The mullet actually leapt out of the water to announce their presence or maybe to cool off momentarily because the water actually steamed.

If we wanted to simply catch fish, not for consumption, for conger bait or for no reason, the hot waters were the place to go.

However, when we were being serious anglers seeking mackerel, cod, sea trout and the occasional conger eel, which tastes exactly like cod by the way.  We had to walk the length the great South Wall to the Red Lighthouse. Although in late summer, the mackerel sometimes chased the fry all the way in to the grand Canal Basin.

Mackerel follow herring fry, so whenever we saw the surface dimpled by the little

jumping fish, we knew that the mackerel were below them in vast shoals and we

deployed our feathers, catching two or three beautifully silvery and black fish with every cast.

There were not enough Dunnes Stores bags to hold all that we caught. I often brought them home strung through their gill covers on a piece of fishing line, like Tom Sawyer I’d imagine.

I liked cod or conger, but I brought home bushels of mackerel for consumption in our house, and my uncles and aunties up the road. Actually it was difficult, despite the seas bounty, to keep our four lodgers, my Ma my Da and my uncles and aunties fed.

Walking slowly from the strand to the great South Wall unleashed a flood of

childhood memories, so clear, so bright, so happy. I could almost smell that smell.

How everything has changed, the incinerator seems to work well, and is not

quite the eyesore that my father feared it would be.

The sewage treatment plant does its job, most of the time and it is so efficient indeed, that it takes

‘Production’ from Baldoyle, and there is no smell anymore.

The Lord Mayor’s yacht has no doubt been long since scrapped,

 The absence of odour of a municipal dump, and a Victorian era raw sewage treatment plant means that Sandymount and the Pigeon House Road is now prime D4 real estate.

The eighteenth century hotel, built in response to the success of ‘Mr Pidgeons House’ an impromptu rest and feeding station, opened by the eponymous and commercially cute Mr Pidgeon, a way station almost, where the famished and fatigued Napoleonic and early Victorian era mail packet travellers, were rested fed and watered, when they disembarked from, or embarked to, one of the ‘packet’ ships plying the route between Dublin and Holyhead. A week’s journey in the eighteenth century.  and not without its risks.

My ma’s granduncle, Capt John McGowan, unrepentant Fenian, master mariner and all of his crew, was lost when his ship the ‘Reaper’ went down off Anglesey on 4 October 1878.

He is remembered on the Mansfield ‘Sea Pole’ monument in the Catholic cemetery in Skerries.

Jeremiah O’Donovan Rossa wrote of him in the Brooklyn daily Eagle.

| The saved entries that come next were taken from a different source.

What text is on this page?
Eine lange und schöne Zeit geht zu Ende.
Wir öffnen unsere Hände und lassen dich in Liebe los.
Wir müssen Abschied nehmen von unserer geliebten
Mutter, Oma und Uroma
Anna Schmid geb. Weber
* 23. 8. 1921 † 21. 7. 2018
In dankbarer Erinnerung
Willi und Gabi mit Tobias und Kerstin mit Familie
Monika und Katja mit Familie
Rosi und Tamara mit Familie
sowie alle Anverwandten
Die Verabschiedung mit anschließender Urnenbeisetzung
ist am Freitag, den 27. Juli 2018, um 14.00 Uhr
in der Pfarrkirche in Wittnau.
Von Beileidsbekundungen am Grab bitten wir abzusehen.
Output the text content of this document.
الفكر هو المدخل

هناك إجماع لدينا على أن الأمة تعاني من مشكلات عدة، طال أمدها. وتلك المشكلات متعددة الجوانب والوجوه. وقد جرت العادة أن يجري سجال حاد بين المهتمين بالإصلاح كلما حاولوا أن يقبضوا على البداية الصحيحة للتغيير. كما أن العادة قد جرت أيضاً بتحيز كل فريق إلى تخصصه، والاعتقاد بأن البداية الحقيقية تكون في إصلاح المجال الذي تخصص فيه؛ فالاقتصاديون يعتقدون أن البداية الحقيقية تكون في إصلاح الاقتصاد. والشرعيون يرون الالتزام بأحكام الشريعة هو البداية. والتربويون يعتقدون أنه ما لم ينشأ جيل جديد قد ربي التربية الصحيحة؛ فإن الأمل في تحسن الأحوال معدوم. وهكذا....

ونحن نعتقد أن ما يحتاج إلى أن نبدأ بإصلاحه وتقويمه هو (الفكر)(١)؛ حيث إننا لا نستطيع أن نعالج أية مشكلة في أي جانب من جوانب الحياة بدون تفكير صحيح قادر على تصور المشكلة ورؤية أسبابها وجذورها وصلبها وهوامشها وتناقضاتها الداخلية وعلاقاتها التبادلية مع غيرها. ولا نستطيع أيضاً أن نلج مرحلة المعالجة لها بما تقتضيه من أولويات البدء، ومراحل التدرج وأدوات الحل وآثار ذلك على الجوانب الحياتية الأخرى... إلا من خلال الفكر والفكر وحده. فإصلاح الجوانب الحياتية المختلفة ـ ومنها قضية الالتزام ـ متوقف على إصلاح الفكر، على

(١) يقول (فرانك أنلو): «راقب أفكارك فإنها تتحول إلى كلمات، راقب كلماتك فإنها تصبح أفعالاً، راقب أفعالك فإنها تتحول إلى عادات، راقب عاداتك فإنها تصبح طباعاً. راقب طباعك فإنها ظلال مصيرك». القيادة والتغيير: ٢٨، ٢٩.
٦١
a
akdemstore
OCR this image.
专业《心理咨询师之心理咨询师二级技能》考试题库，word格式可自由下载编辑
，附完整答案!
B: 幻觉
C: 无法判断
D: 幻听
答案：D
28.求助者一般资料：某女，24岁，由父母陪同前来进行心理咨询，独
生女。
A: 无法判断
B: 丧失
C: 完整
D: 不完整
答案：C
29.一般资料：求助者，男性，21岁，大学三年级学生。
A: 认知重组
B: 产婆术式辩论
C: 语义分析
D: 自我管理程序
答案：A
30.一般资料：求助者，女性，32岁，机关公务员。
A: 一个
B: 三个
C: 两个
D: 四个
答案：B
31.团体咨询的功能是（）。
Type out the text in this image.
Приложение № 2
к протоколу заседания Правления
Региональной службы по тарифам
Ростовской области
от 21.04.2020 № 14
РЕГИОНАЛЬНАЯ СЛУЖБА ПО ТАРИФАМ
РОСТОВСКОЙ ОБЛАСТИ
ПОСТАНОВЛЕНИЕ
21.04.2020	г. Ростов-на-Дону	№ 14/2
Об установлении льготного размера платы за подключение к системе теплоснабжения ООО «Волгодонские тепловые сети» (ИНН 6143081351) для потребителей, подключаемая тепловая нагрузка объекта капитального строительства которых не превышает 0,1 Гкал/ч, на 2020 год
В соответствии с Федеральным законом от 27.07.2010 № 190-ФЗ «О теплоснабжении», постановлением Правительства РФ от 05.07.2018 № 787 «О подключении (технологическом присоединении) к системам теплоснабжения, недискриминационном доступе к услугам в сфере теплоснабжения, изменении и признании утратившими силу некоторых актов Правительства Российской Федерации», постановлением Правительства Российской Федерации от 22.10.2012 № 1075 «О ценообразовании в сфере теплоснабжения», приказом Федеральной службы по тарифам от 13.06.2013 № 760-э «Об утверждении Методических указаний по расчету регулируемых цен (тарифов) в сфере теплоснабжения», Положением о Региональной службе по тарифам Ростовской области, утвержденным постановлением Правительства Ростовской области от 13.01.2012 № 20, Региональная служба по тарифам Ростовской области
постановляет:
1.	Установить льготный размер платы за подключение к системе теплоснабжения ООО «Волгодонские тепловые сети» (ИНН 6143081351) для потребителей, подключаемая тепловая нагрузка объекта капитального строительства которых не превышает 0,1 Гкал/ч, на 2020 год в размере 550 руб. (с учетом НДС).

“in connection with the rescue of James Stevens, a cooler or a braver Irishman is not on Irish ground”  

The fort was built in Napoleonic times, contemporaneously with the Martello towers, in response to the threat of invasion from France at the end of the eighteenth century.

It was designed to protect the mouth of the river. The huge castellated granite slabs are there still. They fed our overactive childish imaginations half a century ago.

 The hotel and the fort are currently being renovated.

Further down the pigeon house Road towards the city is the Poolbeg yacht club, anchorage now for some sleek and beautiful boats.

Noely and Leo’s idea has grown into a world-class Marina.

I even had a hand in the early days, sign writing the original Poolbeg yacht club sign,

and then diving, to position the first few moorings on the rivers bed.

These places were not just my childhood playground, their importance continued into my teens and adulthood.

One could not tire of the view from a seat on the promenade at the tower, or out through a wind and rain lashed, wiper cleared, car windscreen down at the ‘Shelly Banks’.

Growing up there was a privilege. Our fathers worked, our mothers kept house and looked after, their invariably large families. They took in lodgers or sewing to make ends meet, and us children came and went in our carefree world, a world centred on Sandymount Strand and its environs.